Vera Cruz Corn
Reprinted from Eva's Kitchen by Eva Longoria. Copyright (c) 2011 by Eva Longoria. Photographs copyright (c) 2011 by Ben Fink. Published by Clarkson Potter, a division of Random House, Inc.
- 4 servings
- 4 servings
- 4 ears of corn, husked
- Cooking spray, if using the grill
- 1 teaspoon vegetable oil, plus more as needed
- 5 corn tortillas, cut into 1/4-inch slices (optional)
- 1/4 cup finely chopped red onion
- 2 jalapenos, stemmed, seeded, and finely chopped
- Kosher salt and ground black pepper
- 2 to 4 tablespoons Chipotle Aioli (recipe follows) or to taste
- 1 cup grated or crumbled queso fresco (about 4 ounces)
- Chipotle Aioli:
- 1 large egg yolk
- 1 teaspoon Dijon mustard
- 2 teaspoons fresh lemon juice
- 1 small clove garlic, minced
- 1/2 cup canola oil
- 2 teaspoons minced chipotle in adobo sauce
- Kosher salt to taste
If grilling the corn, coat the grill grate with cooking spray and prepare a medium-high grill. Brush the corn with oil and place it on the grill. Cook, turning, until the corn is evenly cooked and browned in spots, 5 to 7 minutes. If boiling the corn, bring a large pot of water to a boil. Add the corn, cover, and remove from the heat. Let stand 3 to 5 minutes. Drain well.

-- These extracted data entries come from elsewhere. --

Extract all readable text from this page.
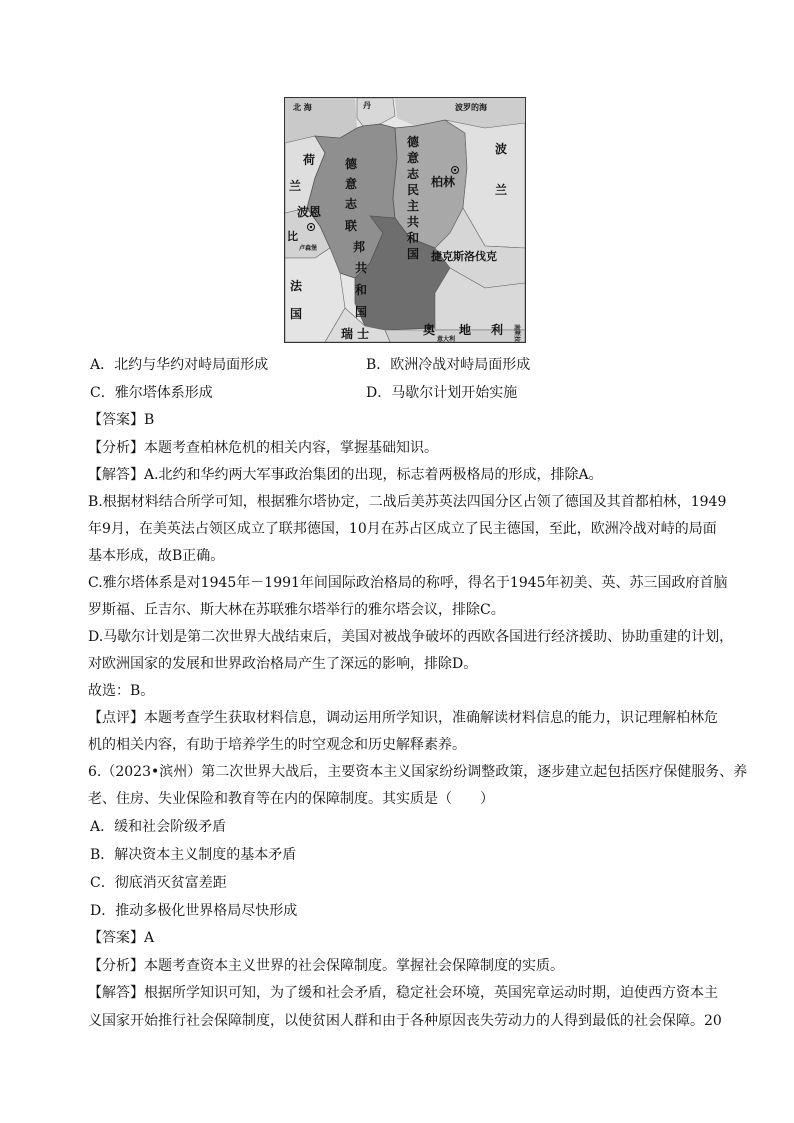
北 海	波罗的海
丹
荷
兰
比
卢森堡
法
国
瑞 士	意大利
奥 地 利 南斯拉
波
兰
捷克斯洛伐克
波恩
柏林
德
意
志
联
邦
共
和
国
德
意
志
民
主
共
和
国
A．北约与华约对峙局面形成	B．欧洲冷战对峙局面形成
C．雅尔塔体系形成	D．马歇尔计划开始实施
【答案】B
【分析】本题考查柏林危机的相关内容，掌握基础知识。
【解答】A.北约和华约两大军事政治集团的出现，标志着两极格局的形成，排除A。
B.根据材料结合所学可知，根据雅尔塔协定，二战后美苏英法四国分区占领了德国及其首都柏林，1949
年9月，在美英法占领区成立了联邦德国，10月在苏占区成立了民主德国，至此，欧洲冷战对峙的局面
基本形成，故B正确。
C.雅尔塔体系是对1945年－1991年间国际政治格局的称呼，得名于1945年初美、英、苏三国政府首脑
罗斯福、丘吉尔、斯大林在苏联雅尔塔举行的雅尔塔会议，排除C。
D.马歇尔计划是第二次世界大战结束后，美国对被战争破坏的西欧各国进行经济援助、协助重建的计划，
对欧洲国家的发展和世界政治格局产生了深远的影响，排除D。
故选：B。
【点评】本题考查学生获取材料信息，调动运用所学知识，准确解读材料信息的能力，识记理解柏林危
机的相关内容，有助于培养学生的时空观念和历史解释素养。
6.（2023•滨州）第二次世界大战后，主要资本主义国家纷纷调整政策，逐步建立起包括医疗保健服务、养
老、住房、失业保险和教育等在内的保障制度。其实质是（　　）
A．缓和社会阶级矛盾
B．解决资本主义制度的基本矛盾
C．彻底消灭贫富差距
D．推动多极化世界格局尽快形成
【答案】A
【分析】本题考查资本主义世界的社会保障制度。掌握社会保障制度的实质。
【解答】根据所学知识可知，为了缓和社会矛盾，稳定社会环境，英国宪章运动时期，迫使西方资本主
义国家开始推行社会保障制度，以使贫困人群和由于各种原因丧失劳动力的人得到最低的社会保障。20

When the corn is cool enough to handle, cut it from the cob and set aside.
If using the tortillas, line a baking sheet or large plate with paper towels. In a large skillet, heat 1 cup of the vegetable oil over medium-high heat until shimmery and hot but not smoking. Add a handful or two of tortilla strips-they can be touching but not overlapping-and fry just until lightly browned around the edges, about 45 seconds. Transfer the strips to the paper towel-lined baking sheet, tossing and moving them around so they take on squiggly shapes as they cool and harden. Continue in batches until all the tortilla strips are fried, adding more oil to the pan if necessary. Set aside.
In a small, preferably ovenproof, skillet, heat 1 teaspoon of the oil over medium heat. Add the onion and jalapeno and cook, stirring occasionally, until softened and fragrant, 2 to 3 minutes. Add the corn and tortillas, if using, and toss until warmed through. Add a pinch each of salt and pepper, or to taste. If necessary, transfer to a small, ovenproof dish.
Place an oven rack 6 inches from the broiler and turn the broiler to high. Place the skillet or dish under the broiler and cook until browned and bubbling, about 5 minutes. Watch carefully so it does not burn. Serve.Chipotle Aioli:
In the work bowl of a food processor, place the egg yolk, mustard, lemon juice, and garlic. Process until blended. With the food processor running, add the oil just a few drops at a time. When the mixture begins to resemble mayonnaise (this will take a while because you're adding the oil so slowly), pour in the remaining oil in a very fine, slow stream.
If making the aioli to be drizzled over Vera Cruz corn or a salad, thin it if necessary by adding water 1 tablespoon at a time until it is pourable. If using as a condiment to be spread or dolloped, it may not need any thinning.
Add the chipotle and process until well blended. Add several pinches of salt to taste. Use at once or store in a tightly covered container in the refrigerator for 2 to 3 days.
Tip from Aunt Elsa's Kitchen: It's unusual to use a full can of chipotle in adobo in a single recipe, but leaving them in the can in the fridge for too long can impart an unpleasant metallic taste. To store the chipotles in adobo, place one or two chipotles and a spoonful of sauce in a snack-size zip-top bag and store in the freezer. This makes it easy to pull out only as much as you need, when you need it.